At any rate, the exact ending is not that important in a book whose ending is ordained from the first, nor does it destroy the value of the understanding throughout the book of the great difficulty present in trying to do right and establish justice in the world. And the series is certainly not pessimistic. The title of the last book sums it up--public justice is like a candle in the wind. Always it is in danger of being snuffed out--and yet, there it is. Worthy of protection. Beautiful in its very fragility.

4 comments:

the Joneses said...

Did you ever read Steinbeck's retelling of the Arthur story?
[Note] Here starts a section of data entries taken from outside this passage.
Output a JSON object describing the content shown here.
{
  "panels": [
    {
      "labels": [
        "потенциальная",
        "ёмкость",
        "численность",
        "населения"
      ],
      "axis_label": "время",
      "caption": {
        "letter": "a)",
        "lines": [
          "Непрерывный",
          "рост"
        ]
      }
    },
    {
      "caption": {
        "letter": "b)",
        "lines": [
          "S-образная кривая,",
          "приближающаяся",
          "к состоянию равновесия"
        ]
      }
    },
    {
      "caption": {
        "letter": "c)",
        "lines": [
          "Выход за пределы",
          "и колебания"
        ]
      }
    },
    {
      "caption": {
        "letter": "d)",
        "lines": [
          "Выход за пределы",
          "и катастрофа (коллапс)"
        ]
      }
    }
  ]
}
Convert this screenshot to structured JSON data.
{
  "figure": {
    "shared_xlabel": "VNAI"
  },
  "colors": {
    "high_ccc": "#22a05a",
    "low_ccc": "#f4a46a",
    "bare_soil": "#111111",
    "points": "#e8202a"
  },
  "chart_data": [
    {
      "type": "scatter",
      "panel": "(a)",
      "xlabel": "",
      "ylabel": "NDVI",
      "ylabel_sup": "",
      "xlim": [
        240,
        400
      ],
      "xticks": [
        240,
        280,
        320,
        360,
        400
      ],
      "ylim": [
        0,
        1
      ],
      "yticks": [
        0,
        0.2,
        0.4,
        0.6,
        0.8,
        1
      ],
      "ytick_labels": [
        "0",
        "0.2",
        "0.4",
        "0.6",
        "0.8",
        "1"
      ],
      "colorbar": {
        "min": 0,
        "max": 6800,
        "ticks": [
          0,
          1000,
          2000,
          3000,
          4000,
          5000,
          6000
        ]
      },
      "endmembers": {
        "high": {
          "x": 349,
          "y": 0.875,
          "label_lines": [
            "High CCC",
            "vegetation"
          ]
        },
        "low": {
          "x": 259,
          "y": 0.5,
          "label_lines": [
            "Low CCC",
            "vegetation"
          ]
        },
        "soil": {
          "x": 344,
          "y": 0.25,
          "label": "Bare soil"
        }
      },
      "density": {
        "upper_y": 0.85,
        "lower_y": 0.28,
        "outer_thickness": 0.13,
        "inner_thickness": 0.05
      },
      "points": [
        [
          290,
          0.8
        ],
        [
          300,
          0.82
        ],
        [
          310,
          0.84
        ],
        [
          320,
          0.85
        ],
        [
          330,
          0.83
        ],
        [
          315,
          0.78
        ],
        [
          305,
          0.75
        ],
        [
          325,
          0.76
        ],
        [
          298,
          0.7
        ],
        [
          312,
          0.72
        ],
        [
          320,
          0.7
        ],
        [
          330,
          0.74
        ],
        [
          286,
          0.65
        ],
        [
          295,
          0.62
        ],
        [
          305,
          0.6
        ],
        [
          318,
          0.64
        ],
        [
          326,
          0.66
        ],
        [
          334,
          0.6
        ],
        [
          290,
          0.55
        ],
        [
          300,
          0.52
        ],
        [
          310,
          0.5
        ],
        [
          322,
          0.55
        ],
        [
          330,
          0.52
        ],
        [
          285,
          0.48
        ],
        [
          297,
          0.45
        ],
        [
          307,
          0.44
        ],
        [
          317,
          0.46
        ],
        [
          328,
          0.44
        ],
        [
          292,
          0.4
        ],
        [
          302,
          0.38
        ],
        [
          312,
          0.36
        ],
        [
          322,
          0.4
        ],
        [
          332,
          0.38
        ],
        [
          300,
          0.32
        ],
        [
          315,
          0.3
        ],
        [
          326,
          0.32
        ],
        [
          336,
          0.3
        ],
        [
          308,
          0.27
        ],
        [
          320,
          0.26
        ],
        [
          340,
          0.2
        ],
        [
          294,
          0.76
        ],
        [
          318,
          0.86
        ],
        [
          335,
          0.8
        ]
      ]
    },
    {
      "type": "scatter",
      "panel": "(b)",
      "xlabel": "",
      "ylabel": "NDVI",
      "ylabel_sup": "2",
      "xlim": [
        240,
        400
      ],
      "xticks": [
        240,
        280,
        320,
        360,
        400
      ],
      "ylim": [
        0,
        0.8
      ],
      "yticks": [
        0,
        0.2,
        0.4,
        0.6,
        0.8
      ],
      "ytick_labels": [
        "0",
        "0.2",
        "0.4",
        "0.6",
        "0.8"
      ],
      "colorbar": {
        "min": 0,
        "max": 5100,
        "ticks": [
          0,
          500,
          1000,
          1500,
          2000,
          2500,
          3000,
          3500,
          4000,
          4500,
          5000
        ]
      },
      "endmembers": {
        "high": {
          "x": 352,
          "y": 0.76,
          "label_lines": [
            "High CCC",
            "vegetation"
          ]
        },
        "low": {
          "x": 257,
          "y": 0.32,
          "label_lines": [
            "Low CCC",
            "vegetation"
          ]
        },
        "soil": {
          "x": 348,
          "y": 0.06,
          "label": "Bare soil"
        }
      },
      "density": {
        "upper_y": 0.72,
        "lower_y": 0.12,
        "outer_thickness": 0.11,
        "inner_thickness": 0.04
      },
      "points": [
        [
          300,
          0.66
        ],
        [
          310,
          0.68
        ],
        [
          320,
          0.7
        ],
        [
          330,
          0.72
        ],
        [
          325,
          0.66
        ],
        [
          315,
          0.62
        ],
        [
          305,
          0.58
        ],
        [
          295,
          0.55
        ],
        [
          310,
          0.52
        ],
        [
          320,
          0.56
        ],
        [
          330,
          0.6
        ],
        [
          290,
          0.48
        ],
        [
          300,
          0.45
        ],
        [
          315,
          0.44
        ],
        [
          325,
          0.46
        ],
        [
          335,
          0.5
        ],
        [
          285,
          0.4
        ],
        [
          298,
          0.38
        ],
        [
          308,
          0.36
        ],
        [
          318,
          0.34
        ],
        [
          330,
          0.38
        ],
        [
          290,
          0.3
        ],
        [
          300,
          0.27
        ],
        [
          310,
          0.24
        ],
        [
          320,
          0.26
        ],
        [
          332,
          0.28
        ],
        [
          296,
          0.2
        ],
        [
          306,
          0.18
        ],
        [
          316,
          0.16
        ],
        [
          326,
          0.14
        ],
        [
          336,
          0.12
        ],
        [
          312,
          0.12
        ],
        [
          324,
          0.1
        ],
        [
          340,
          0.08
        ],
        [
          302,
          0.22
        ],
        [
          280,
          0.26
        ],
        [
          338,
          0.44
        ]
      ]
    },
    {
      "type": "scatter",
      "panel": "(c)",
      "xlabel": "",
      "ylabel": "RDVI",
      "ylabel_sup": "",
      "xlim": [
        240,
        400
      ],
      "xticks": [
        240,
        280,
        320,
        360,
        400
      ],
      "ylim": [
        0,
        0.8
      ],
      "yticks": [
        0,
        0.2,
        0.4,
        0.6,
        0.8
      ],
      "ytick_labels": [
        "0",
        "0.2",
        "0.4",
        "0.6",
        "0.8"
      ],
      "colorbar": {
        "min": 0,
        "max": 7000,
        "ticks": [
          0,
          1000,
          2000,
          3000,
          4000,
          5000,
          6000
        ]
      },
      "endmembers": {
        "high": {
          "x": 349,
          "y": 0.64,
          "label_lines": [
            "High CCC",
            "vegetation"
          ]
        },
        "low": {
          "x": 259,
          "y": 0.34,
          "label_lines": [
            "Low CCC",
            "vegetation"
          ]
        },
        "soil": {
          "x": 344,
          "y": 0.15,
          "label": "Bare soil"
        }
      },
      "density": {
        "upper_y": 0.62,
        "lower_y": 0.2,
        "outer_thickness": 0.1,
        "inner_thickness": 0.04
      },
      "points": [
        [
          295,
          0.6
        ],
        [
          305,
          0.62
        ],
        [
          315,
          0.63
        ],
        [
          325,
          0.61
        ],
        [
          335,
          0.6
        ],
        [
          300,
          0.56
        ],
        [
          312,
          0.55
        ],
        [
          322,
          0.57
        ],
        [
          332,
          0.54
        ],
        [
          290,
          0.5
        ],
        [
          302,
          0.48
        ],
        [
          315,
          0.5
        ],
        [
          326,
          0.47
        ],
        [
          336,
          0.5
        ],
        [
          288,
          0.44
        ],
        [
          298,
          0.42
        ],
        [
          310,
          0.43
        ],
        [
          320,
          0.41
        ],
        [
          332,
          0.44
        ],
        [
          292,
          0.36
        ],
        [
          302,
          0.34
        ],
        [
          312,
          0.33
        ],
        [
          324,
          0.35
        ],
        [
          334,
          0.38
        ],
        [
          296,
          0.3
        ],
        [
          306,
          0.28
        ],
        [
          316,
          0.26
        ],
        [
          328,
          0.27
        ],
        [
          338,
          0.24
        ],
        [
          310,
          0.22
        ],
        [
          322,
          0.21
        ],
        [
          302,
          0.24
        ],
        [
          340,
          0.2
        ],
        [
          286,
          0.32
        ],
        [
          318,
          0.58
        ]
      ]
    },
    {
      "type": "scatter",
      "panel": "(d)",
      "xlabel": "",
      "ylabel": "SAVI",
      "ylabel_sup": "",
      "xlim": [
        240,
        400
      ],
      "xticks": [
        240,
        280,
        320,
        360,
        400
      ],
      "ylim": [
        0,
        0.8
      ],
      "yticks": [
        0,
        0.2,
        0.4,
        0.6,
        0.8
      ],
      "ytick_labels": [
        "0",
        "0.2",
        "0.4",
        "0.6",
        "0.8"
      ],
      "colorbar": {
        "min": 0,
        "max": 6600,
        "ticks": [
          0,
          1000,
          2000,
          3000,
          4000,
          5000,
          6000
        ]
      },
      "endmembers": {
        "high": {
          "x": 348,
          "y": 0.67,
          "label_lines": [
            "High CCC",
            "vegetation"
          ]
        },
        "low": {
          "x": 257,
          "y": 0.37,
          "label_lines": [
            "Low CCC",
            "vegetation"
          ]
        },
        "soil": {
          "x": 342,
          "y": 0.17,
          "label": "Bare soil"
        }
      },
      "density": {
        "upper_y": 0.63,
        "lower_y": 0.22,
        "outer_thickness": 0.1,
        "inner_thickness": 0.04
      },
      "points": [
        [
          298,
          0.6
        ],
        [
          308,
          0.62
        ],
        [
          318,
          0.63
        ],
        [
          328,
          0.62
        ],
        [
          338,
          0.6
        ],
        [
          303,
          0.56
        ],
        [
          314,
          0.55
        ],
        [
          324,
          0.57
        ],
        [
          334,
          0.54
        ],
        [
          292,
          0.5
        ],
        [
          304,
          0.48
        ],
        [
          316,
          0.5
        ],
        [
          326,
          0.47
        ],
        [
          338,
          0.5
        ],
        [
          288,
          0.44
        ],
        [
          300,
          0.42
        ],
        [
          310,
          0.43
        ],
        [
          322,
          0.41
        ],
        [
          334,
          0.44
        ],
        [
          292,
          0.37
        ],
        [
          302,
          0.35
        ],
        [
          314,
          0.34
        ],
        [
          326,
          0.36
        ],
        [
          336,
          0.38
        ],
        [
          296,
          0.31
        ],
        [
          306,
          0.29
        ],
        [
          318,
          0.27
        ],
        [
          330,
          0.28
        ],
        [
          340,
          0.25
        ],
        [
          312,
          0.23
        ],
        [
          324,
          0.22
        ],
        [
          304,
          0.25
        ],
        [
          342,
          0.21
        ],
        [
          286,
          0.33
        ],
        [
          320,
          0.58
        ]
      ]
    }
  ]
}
I've never read a Steinbeck I like, and this was no exception.

My favorite version is still Stephen Lawhead (the first three; after that, it seems like he was just cashing in).

--DJ

Dana said...

What is the Steinbeck version of Arthur? I've read only East of Eden and LOVED it but I tend to like the "depressing" books that the Bookfest crowd doesn't care for. :-) It's been too long since I read the Once and Future King so I can't respond to this level of analysis...

Oh, QOC, I've been reading often and commented a few times but realized that you may not remember me although we have met and have some close mutual friends... I'm an OBCL drop-out of 98B.

the Joneses said...

It's called something like "King Arthur and His Knights."

I should have known you like Steinbeck :)

--DJ

Headmistress, zookeeper said...

You got it, you got it!! I love this story, not because of the Arthurian parts, because you're right, this isn't really about Arthur. King Arthur et al are the vehicle used to muse about the Rule of Law and government and self-discipline and cool stuff like that. I get so frustrated when people complain about this book because the King Arthur story isn't right.

I do think the author was that confused- he was writing in a world enamoured with the League of Nations/United Nations.